Product leaders are relentlessly focused on the customer. They make it their purpose to understand the ins and outs of customer needs, their demands, and their dreams. And this is then used to create user personas—which drive everything their teams do to stay ahead of, anticipate, and rationalize customer needs. Product leaders know the market data better than anyone else in the organization, and they use it to communicate and drive decisions. Their attention to customer-centricity becomes infused in every aspect of the business.
They are always looking ahead, beyond the “known,” to what is possible and leading the necessary planning and processes to create product against a changing road map. They are constantly casting an eye to the next horizon and trying to stay one step ahead of the customer and market. They buttress these sights with a well-grounded growth mindset, poised for the constant, forward-looking learning they acknowledge as necessary to keep seeing around the corner, and they encourage the same in others.
Of course, it is important to note that there is a reason Product leaders haven’t been the “usual suspects” for CEOs. First, many industries don’t have Product leaders—at least not yet. They are certainly most prevalent in “tech” and anything “tech”-enabled. Second, historically they often have not managed large-scale organizations, as the strength of the role is its interconnectedness, which leads to more matrix vs. owned structures. Finally, Product leaders are inherently growth-oriented, which can mean that they also tend to be more top-line than bottom-line focused. Attention to these factors certainly needs to be considered alongside their strengths and balanced out across the structuring of top leadership teams if Product leaders take on elevated positions.
In our global studies of CEOs, it has been made abundantly clear that CEO leadership has been changing immensely and that most CEOs seek more development in areas outside of their previous experience to successfully lead and transform their businesses. This may be especially true as more businesses engage in the realms of technology and digital. Therefore, as we cast an eye to the future qualities for CEO leadership, it is worthwhile to examine what seems to be emergent—and working—presently. The current Chief Product Officer trajectory in the technology sectors offers a glimpse in that direction.

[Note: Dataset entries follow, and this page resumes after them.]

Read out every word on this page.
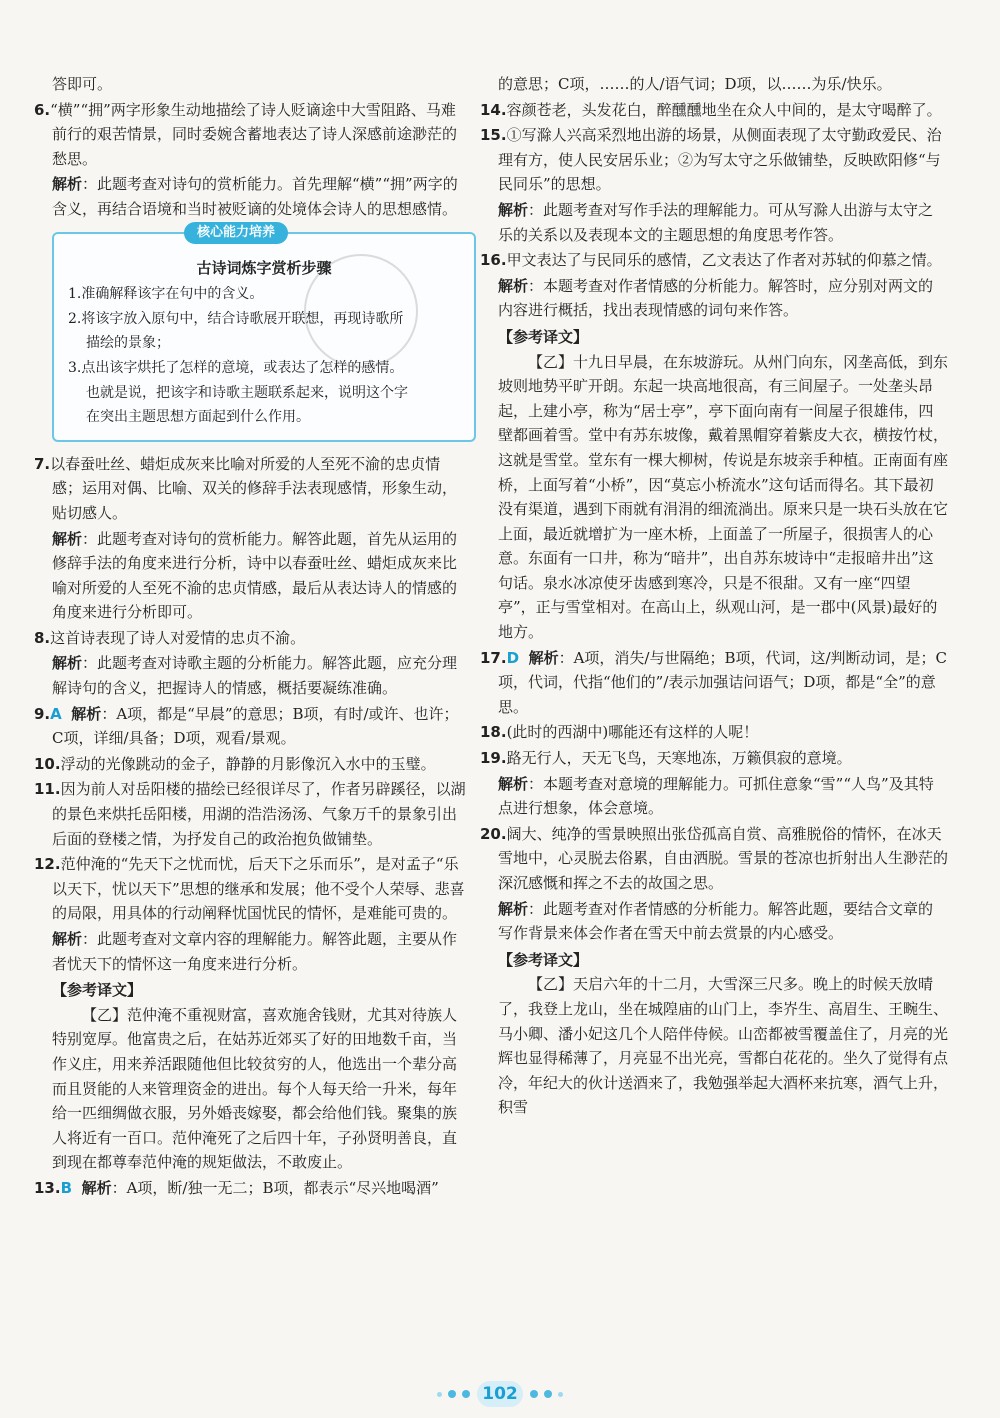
答即可。
6.“横”“拥”两字形象生动地描绘了诗人贬谪途中大雪阻路、马难前行的艰苦情景，同时委婉含蓄地表达了诗人深感前途渺茫的愁思。
解析：此题考查对诗句的赏析能力。首先理解“横”“拥”两字的含义，再结合语境和当时被贬谪的处境体会诗人的思想感情。
核心能力培养
古诗词炼字赏析步骤
1.准确解释该字在句中的含义。
2.将该字放入原句中，结合诗歌展开联想，再现诗歌所
描绘的景象；
3.点出该字烘托了怎样的意境，或表达了怎样的感情。
也就是说，把该字和诗歌主题联系起来，说明这个字
在突出主题思想方面起到什么作用。
7.以春蚕吐丝、蜡炬成灰来比喻对所爱的人至死不渝的忠贞情感；运用对偶、比喻、双关的修辞手法表现感情，形象生动，贴切感人。
解析：此题考查对诗句的赏析能力。解答此题，首先从运用的修辞手法的角度来进行分析，诗中以春蚕吐丝、蜡炬成灰来比喻对所爱的人至死不渝的忠贞情感，最后从表达诗人的情感的角度来进行分析即可。
8.这首诗表现了诗人对爱情的忠贞不渝。
解析：此题考查对诗歌主题的分析能力。解答此题，应充分理解诗句的含义，把握诗人的情感，概括要凝练准确。
9.A 解析：A项，都是“早晨”的意思；B项，有时/或许、也许；C项，详细/具备；D项，观看/景观。
10.浮动的光像跳动的金子，静静的月影像沉入水中的玉璧。
11.因为前人对岳阳楼的描绘已经很详尽了，作者另辟蹊径，以湖的景色来烘托岳阳楼，用湖的浩浩汤汤、气象万千的景象引出后面的登楼之情，为抒发自己的政治抱负做铺垫。
12.范仲淹的“先天下之忧而忧，后天下之乐而乐”，是对孟子“乐以天下，忧以天下”思想的继承和发展；他不受个人荣辱、悲喜的局限，用具体的行动阐释忧国忧民的情怀，是难能可贵的。
解析：此题考查对文章内容的理解能力。解答此题，主要从作者忧天下的情怀这一角度来进行分析。
【参考译文】
【乙】范仲淹不重视财富，喜欢施舍钱财，尤其对待族人特别宽厚。他富贵之后，在姑苏近郊买了好的田地数千亩，当作义庄，用来养活跟随他但比较贫穷的人，他选出一个辈分高而且贤能的人来管理资金的进出。每个人每天给一升米，每年给一匹细绸做衣服，另外婚丧嫁娶，都会给他们钱。聚集的族人将近有一百口。范仲淹死了之后四十年，子孙贤明善良，直到现在都尊奉范仲淹的规矩做法，不敢废止。
13.B 解析：A项，断/独一无二；B项，都表示“尽兴地喝酒”
的意思；C项，……的人/语气词；D项，以……为乐/快乐。
14.容颜苍老，头发花白，醉醺醺地坐在众人中间的，是太守喝醉了。
15.①写滁人兴高采烈地出游的场景，从侧面表现了太守勤政爱民、治理有方，使人民安居乐业；②为写太守之乐做铺垫，反映欧阳修“与民同乐”的思想。
解析：此题考查对写作手法的理解能力。可从写滁人出游与太守之乐的关系以及表现本文的主题思想的角度思考作答。
16.甲文表达了与民同乐的感情，乙文表达了作者对苏轼的仰慕之情。
解析：本题考查对作者情感的分析能力。解答时，应分别对两文的内容进行概括，找出表现情感的词句来作答。
【参考译文】
【乙】十九日早晨，在东坡游玩。从州门向东，冈垄高低，到东坡则地势平旷开朗。东起一块高地很高，有三间屋子。一处垄头昂起，上建小亭，称为“居士亭”，亭下面向南有一间屋子很雄伟，四壁都画着雪。堂中有苏东坡像，戴着黑帽穿着紫皮大衣，横按竹杖，这就是雪堂。堂东有一棵大柳树，传说是东坡亲手种植。正南面有座桥，上面写着“小桥”，因“莫忘小桥流水”这句话而得名。其下最初没有渠道，遇到下雨就有涓涓的细流淌出。原来只是一块石头放在它上面，最近就增扩为一座木桥，上面盖了一所屋子，很损害人的心意。东面有一口井，称为“暗井”，出自苏东坡诗中“走报暗井出”这句话。泉水冰凉使牙齿感到寒冷，只是不很甜。又有一座“四望亭”，正与雪堂相对。在高山上，纵观山河，是一郡中(风景)最好的地方。
17.D 解析：A项，消失/与世隔绝；B项，代词，这/判断动词，是；C项，代词，代指“他们的”/表示加强诘问语气；D项，都是“全”的意思。
18.(此时的西湖中)哪能还有这样的人呢！
19.路无行人，天无飞鸟，天寒地冻，万籁俱寂的意境。
解析：本题考查对意境的理解能力。可抓住意象“雪”“人鸟”及其特点进行想象，体会意境。
20.阔大、纯净的雪景映照出张岱孤高自赏、高雅脱俗的情怀，在冰天雪地中，心灵脱去俗累，自由洒脱。雪景的苍凉也折射出人生渺茫的深沉感慨和挥之不去的故国之思。
解析：此题考查对作者情感的分析能力。解答此题，要结合文章的写作背景来体会作者在雪天中前去赏景的内心感受。
【参考译文】
【乙】天启六年的十二月，大雪深三尺多。晚上的时候天放晴了，我登上龙山，坐在城隍庙的山门上，李岕生、高眉生、王畹生、马小卿、潘小妃这几个人陪伴侍候。山峦都被雪覆盖住了，月亮的光辉也显得稀薄了，月亮显不出光亮，雪都白花花的。坐久了觉得有点冷，年纪大的伙计送酒来了，我勉强举起大酒杯来抗寒，酒气上升，积雪
102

Whether Product leadership will ascend in other businesses is unclear. Still, there is reason to believe that some of the attributes of Product leaders will only grow more important. Overall, great CEO leadership in the future will continue to look different from what it has been in the past. So, it is essential that we cast the net widely to better understand where and how new leaders are arising, and that we develop leadership potential at large against this knowledge.